4 Wn. App. 273, THE STATE OF WASHINGTON, Respondent, v. GERALD R. ELKINS, Appellant

[No. 342-1. Division One-Panel 2. Court of Appeals      February 16, 1971.]

THE STATE OF WASHINGTON, Respondent, v. GERALD R. ELKINS, Appellant.

Appeal from a judgment of the Superior Court for King County, No. 51333, Warren Chan, J., entered December 19, 1969. Affirmed.

Prosecution for burglary. Defendant appeals from a conviction and sentence.

Miller, Howell & Watson and John M. Watson, for appellant (appointed counsel for appeal).

Christopher T. Bayley, Prosecuting Attorney, and Michael DiJulio, Deputy, for respondent.

SWANSON, J. -

Gerald R. Elkins was convicted of attempted burglary in the second degree1 by King County Superior Court Judge Warren Chan, sitting without a jury. The state charged, and the court found, Elkins attempted to break out of a structure owned by Puget Sound Power & Light Co., and located at 2835 South 344th Street in King County, Washington, after having committed a crime therein. Elkins appeals and claims the court erred in admitting his confession into evidence and denying his motion to dismiss for insufficient evidence.

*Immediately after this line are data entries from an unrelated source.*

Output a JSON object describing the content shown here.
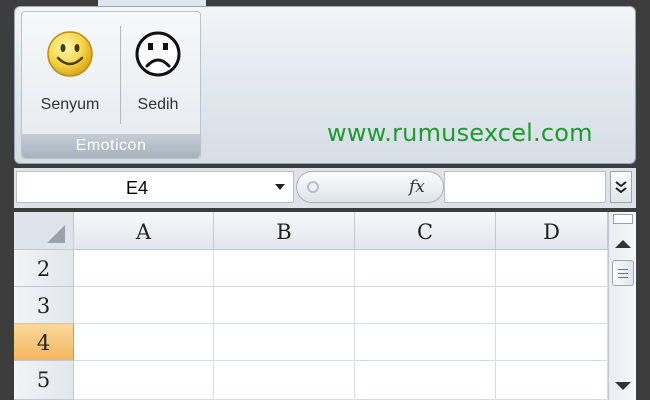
{
  "ribbon": {
    "group_label": "Emoticon",
    "buttons": [
      {
        "label": "Senyum",
        "icon": "smiley-icon"
      },
      {
        "label": "Sedih",
        "icon": "sad-face-icon"
      }
    ],
    "brand_text": "www.rumusexcel.com"
  },
  "formula_bar": {
    "name_box_value": "E4",
    "fx_label": "fx",
    "formula_value": ""
  },
  "sheet": {
    "columns": [
      "A",
      "B",
      "C",
      "D"
    ],
    "rows": [
      "2",
      "3",
      "4",
      "5"
    ],
    "selected_row": "4"
  },
  "colors": {
    "brand": "#1f9a2e",
    "selected_row_header": "#f5b760"
  }
}
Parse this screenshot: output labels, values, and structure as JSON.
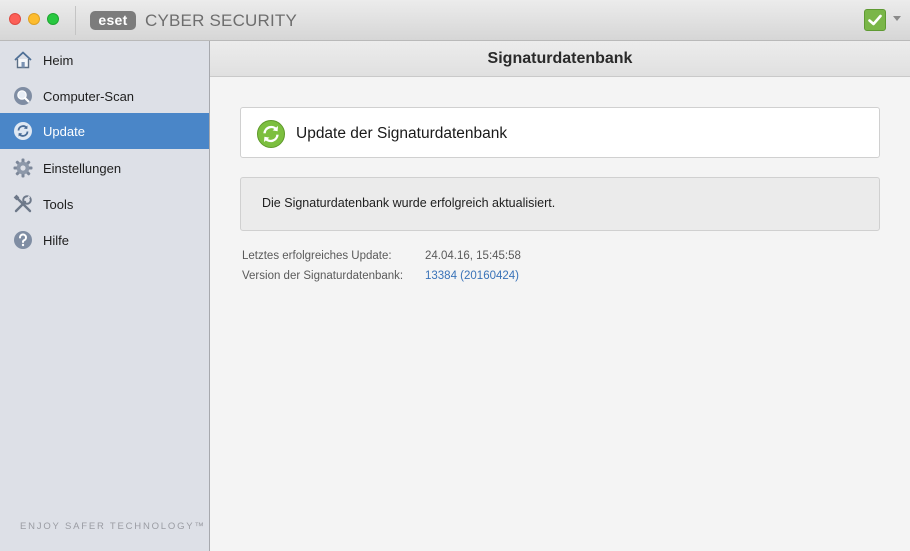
{
  "app": {
    "brand_logo": "eset",
    "brand_name": "CYBER SECURITY",
    "status_icon": "check-icon"
  },
  "sidebar": {
    "items": [
      {
        "label": "Heim",
        "icon": "home-icon",
        "active": false
      },
      {
        "label": "Computer-Scan",
        "icon": "magnifier-icon",
        "active": false
      },
      {
        "label": "Update",
        "icon": "refresh-icon",
        "active": true
      },
      {
        "label": "Einstellungen",
        "icon": "gear-icon",
        "active": false
      },
      {
        "label": "Tools",
        "icon": "tools-icon",
        "active": false
      },
      {
        "label": "Hilfe",
        "icon": "help-icon",
        "active": false
      }
    ],
    "slogan": "ENJOY SAFER TECHNOLOGY™"
  },
  "main": {
    "title": "Signaturdatenbank",
    "update_button_label": "Update der Signaturdatenbank",
    "status_message": "Die Signaturdatenbank wurde erfolgreich aktualisiert.",
    "info": {
      "last_update_label": "Letztes erfolgreiches Update:",
      "last_update_value": "24.04.16, 15:45:58",
      "version_label": "Version der Signaturdatenbank:",
      "version_value": "13384 (20160424)"
    }
  },
  "colors": {
    "accent": "#4a86c8",
    "success": "#7ab648",
    "link": "#3a73b8"
  }
}
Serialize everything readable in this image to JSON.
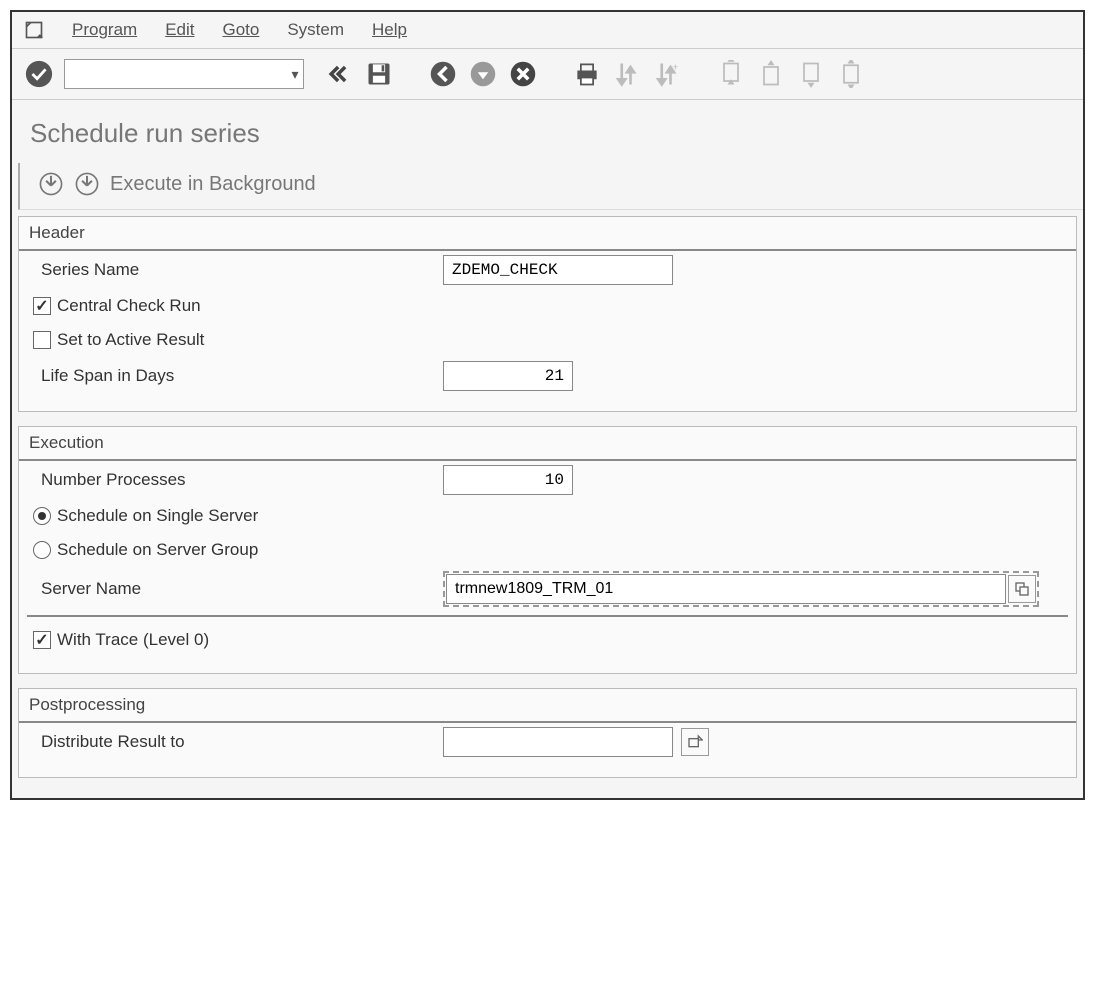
{
  "menu": {
    "program": "Program",
    "edit": "Edit",
    "goto": "Goto",
    "system": "System",
    "help": "Help"
  },
  "toolbar": {
    "command_value": ""
  },
  "page": {
    "title": "Schedule run series"
  },
  "app_toolbar": {
    "execute_bg": "Execute in Background"
  },
  "header": {
    "group_title": "Header",
    "series_name_label": "Series Name",
    "series_name_value": "ZDEMO_CHECK",
    "central_check_label": "Central Check Run",
    "central_check_checked": true,
    "set_active_label": "Set to Active Result",
    "set_active_checked": false,
    "life_span_label": "Life Span in Days",
    "life_span_value": "21"
  },
  "execution": {
    "group_title": "Execution",
    "num_proc_label": "Number Processes",
    "num_proc_value": "10",
    "single_server_label": "Schedule on Single Server",
    "server_group_label": "Schedule on Server Group",
    "schedule_choice": "single",
    "server_name_label": "Server Name",
    "server_name_value": "trmnew1809_TRM_01",
    "with_trace_label": "With Trace (Level 0)",
    "with_trace_checked": true
  },
  "post": {
    "group_title": "Postprocessing",
    "distribute_label": "Distribute Result to",
    "distribute_value": ""
  }
}
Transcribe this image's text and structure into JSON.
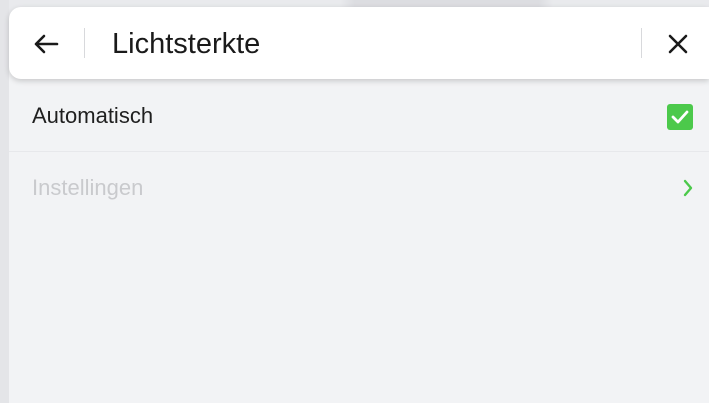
{
  "search": {
    "query": "Lichtsterkte",
    "back_icon": "arrow-left-icon",
    "close_icon": "close-icon"
  },
  "settings": {
    "automatic": {
      "label": "Automatisch",
      "checked": true,
      "icon": "checkbox-checked-icon"
    },
    "settings_link": {
      "label": "Instellingen",
      "enabled": false,
      "icon": "chevron-right-icon"
    }
  },
  "colors": {
    "accent": "#4cc94b",
    "background": "#f2f3f5",
    "disabled_text": "#c9cacd",
    "text": "#1f1f1f"
  }
}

At the trial, appellant did not deny that his constitutional rights were explained to him, that he understood them, and that he did not want an attorney present during the interview. He further conceded that no force was used against him and that he freely gave the statement as to his involvement in the burglary. He admitted signing his name on both pages of his statement. Notwithstanding


1 RCW 9.19.020. "Every person who, with intent to commit some crime therein shall, under circumstances not amounting to burglary in the first degree, enter the dwelling house of another or break and enter, or, having committed a crime therein, shall break out of, any building or part thereof, or a room or other structure wherein any property is kept for use, sale or deposit, shall be guilty of burglary in the second degree and shall be punished by imprisonment in the state penitentiary for not more than fifteen years."

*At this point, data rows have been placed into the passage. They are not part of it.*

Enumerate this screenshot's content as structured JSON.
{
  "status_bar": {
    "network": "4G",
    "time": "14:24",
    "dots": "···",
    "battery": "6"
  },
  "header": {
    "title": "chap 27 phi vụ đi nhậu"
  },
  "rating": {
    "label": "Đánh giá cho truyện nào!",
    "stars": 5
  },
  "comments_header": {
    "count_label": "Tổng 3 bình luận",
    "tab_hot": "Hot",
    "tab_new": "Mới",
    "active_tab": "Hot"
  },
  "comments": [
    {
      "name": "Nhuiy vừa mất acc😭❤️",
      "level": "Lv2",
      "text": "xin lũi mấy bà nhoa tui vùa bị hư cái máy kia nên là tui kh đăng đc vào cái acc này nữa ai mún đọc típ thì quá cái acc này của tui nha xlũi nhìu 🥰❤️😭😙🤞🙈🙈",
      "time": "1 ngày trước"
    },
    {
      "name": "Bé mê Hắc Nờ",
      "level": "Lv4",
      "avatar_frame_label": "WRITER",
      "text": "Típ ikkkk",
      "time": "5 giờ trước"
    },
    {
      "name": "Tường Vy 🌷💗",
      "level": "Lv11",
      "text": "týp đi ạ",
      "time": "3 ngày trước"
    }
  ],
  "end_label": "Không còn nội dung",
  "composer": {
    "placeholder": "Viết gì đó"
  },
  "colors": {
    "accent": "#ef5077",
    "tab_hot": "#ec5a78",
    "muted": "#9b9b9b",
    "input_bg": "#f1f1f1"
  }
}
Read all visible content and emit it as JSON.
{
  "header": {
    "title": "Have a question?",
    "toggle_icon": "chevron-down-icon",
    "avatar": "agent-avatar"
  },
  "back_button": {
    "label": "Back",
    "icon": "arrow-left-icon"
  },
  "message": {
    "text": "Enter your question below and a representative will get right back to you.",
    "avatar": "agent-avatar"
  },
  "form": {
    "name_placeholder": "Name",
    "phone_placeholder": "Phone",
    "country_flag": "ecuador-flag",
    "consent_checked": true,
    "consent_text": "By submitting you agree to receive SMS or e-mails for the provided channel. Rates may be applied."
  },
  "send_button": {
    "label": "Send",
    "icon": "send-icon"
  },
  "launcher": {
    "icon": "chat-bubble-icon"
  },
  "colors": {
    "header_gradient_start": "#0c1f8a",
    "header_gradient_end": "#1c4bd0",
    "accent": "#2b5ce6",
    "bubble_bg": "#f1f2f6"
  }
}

 274    STATE v. ELKINS               [Feb. 1971 
           4 Wn. App. 273, 480 P.2d 776

such admission, he attacks the court's finding of voluntariness on the grounds that he advised the detective of his lawyer's name and would have made a specific request for his lawyer had he not been under the influence of LSD and alcohol. In addition, he claims that he was not affirmatively told that no questioning need take place until counsel was present. The result was that he did not have counsel present when his statement was made. He also argues that he could not understand the written or oral explanations of his constitutional rights because of his drugged condition and lack of education.

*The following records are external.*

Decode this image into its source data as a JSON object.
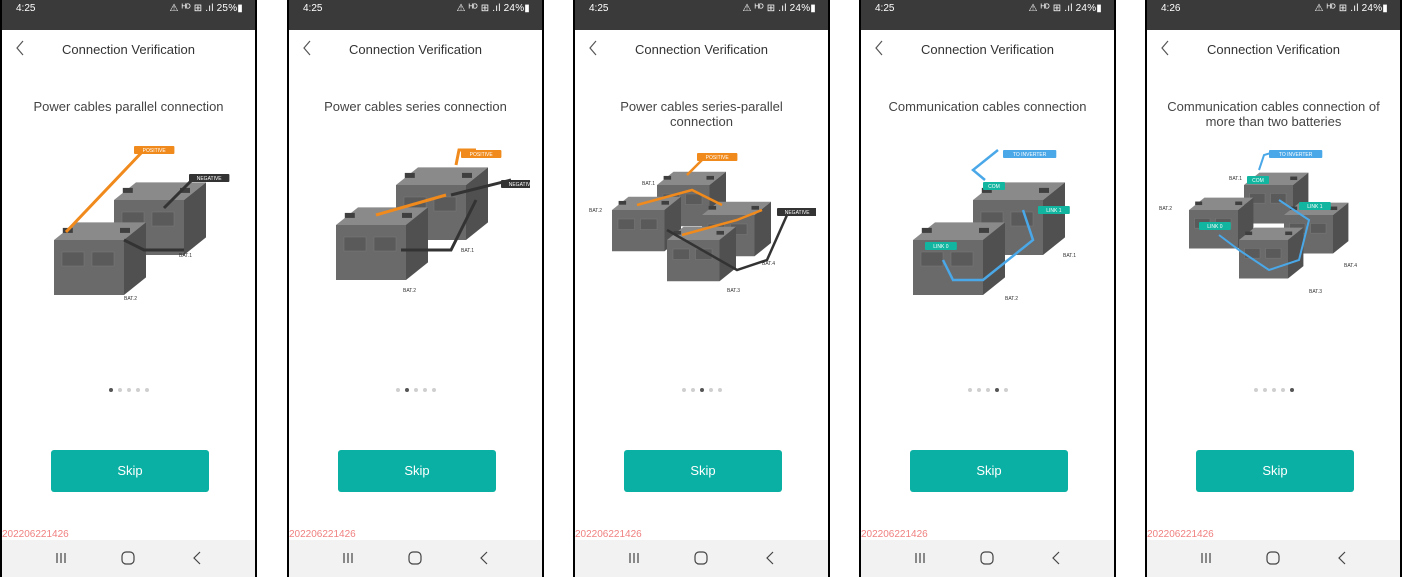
{
  "screens": [
    {
      "status": {
        "time": "4:25",
        "indicators": "⚠ ᴴᴰ ⊞ .ıl 25%▮"
      },
      "title": "Connection Verification",
      "caption": "Power cables parallel connection",
      "active_dot": 0,
      "diagram": {
        "tags": [
          "POSITIVE",
          "NEGATIVE"
        ],
        "labels": [
          "BAT.1",
          "BAT.2"
        ]
      },
      "skip_label": "Skip",
      "version": "202206221426"
    },
    {
      "status": {
        "time": "4:25",
        "indicators": "⚠ ᴴᴰ ⊞ .ıl 24%▮"
      },
      "title": "Connection Verification",
      "caption": "Power cables series connection",
      "active_dot": 1,
      "diagram": {
        "tags": [
          "POSITIVE",
          "NEGATIVE"
        ],
        "labels": [
          "BAT.1",
          "BAT.2"
        ]
      },
      "skip_label": "Skip",
      "version": "202206221426"
    },
    {
      "status": {
        "time": "4:25",
        "indicators": "⚠ ᴴᴰ ⊞ .ıl 24%▮"
      },
      "title": "Connection Verification",
      "caption": "Power cables series-parallel connection",
      "active_dot": 2,
      "diagram": {
        "tags": [
          "POSITIVE",
          "NEGATIVE"
        ],
        "labels": [
          "BAT.1",
          "BAT.2",
          "BAT.3",
          "BAT.4"
        ]
      },
      "skip_label": "Skip",
      "version": "202206221426"
    },
    {
      "status": {
        "time": "4:25",
        "indicators": "⚠ ᴴᴰ ⊞ .ıl 24%▮"
      },
      "title": "Connection Verification",
      "caption": "Communication cables connection",
      "active_dot": 3,
      "diagram": {
        "tags": [
          "TO INVERTER",
          "COM",
          "LINK 1",
          "LINK 0"
        ],
        "labels": [
          "BAT.1",
          "BAT.2"
        ]
      },
      "skip_label": "Skip",
      "version": "202206221426"
    },
    {
      "status": {
        "time": "4:26",
        "indicators": "⚠ ᴴᴰ ⊞ .ıl 24%▮"
      },
      "title": "Connection Verification",
      "caption": "Communication cables connection of more than two batteries",
      "active_dot": 4,
      "diagram": {
        "tags": [
          "TO INVERTER",
          "COM",
          "LINK 1",
          "LINK 0"
        ],
        "labels": [
          "BAT.1",
          "BAT.2",
          "BAT.3",
          "BAT.4"
        ]
      },
      "skip_label": "Skip",
      "version": "202206221426"
    }
  ],
  "dots_count": 5,
  "colors": {
    "accent": "#0ab0a3",
    "positive_cable": "#f08a1c",
    "negative_cable": "#333333",
    "comm_cable": "#4aa8e8",
    "link_tag": "#12b5a0",
    "version_text": "#f08080",
    "status_bar": "#3a3a3a"
  },
  "icons": {
    "back": "chevron-left-icon",
    "nav_recents": "recents-icon",
    "nav_home": "home-icon",
    "nav_back": "nav-back-icon"
  }
}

As is our duty under State v. Hoffman, 64 Wn.2d 445, 451, 392 P.2d 237 (1964), we have carefully examined the record in this case and find nothing which could, even when interpreted in a light most favorable to appellant, cause us to overturn the trial court's findings, for they are amply supported by the evidence. The only fact in dispute is appellant's assertion that he was under the influence of drugs and liquor. This contention is contradicted by the detectives' testimony that the appellant did not appear to have difficulty understanding what was being said to him, nor did he seem to be under the influence of drugs or liquor.

Appellant's second argument is that the evidence was insufficient to establish beyond a reasonable doubt each element of the crime charged in the information, independent of the confession. The physical evidence at the scene, even though the property (200 pounds of copper wire, bolt cutters and tools taken from the line trucks parked at the dock) was abandoned inside the compound, was sufficient to establish a taking and to support the inference that the lock was broken off the gate so the stolen property could be removed. No interpretation of the evidence is consistent with a reasonable hypothesis of innocence. State v. Dugger, 75 Wn.2d 689, 690, 453 P.2d 655 (1969); State v. Palmer, 1 Wn. App. 152, 156, 459 P.2d 812 (1969).

We find no error in the record.

Judgment affirmed.

FARRIS, A.C.J., and JAMES, J., concur.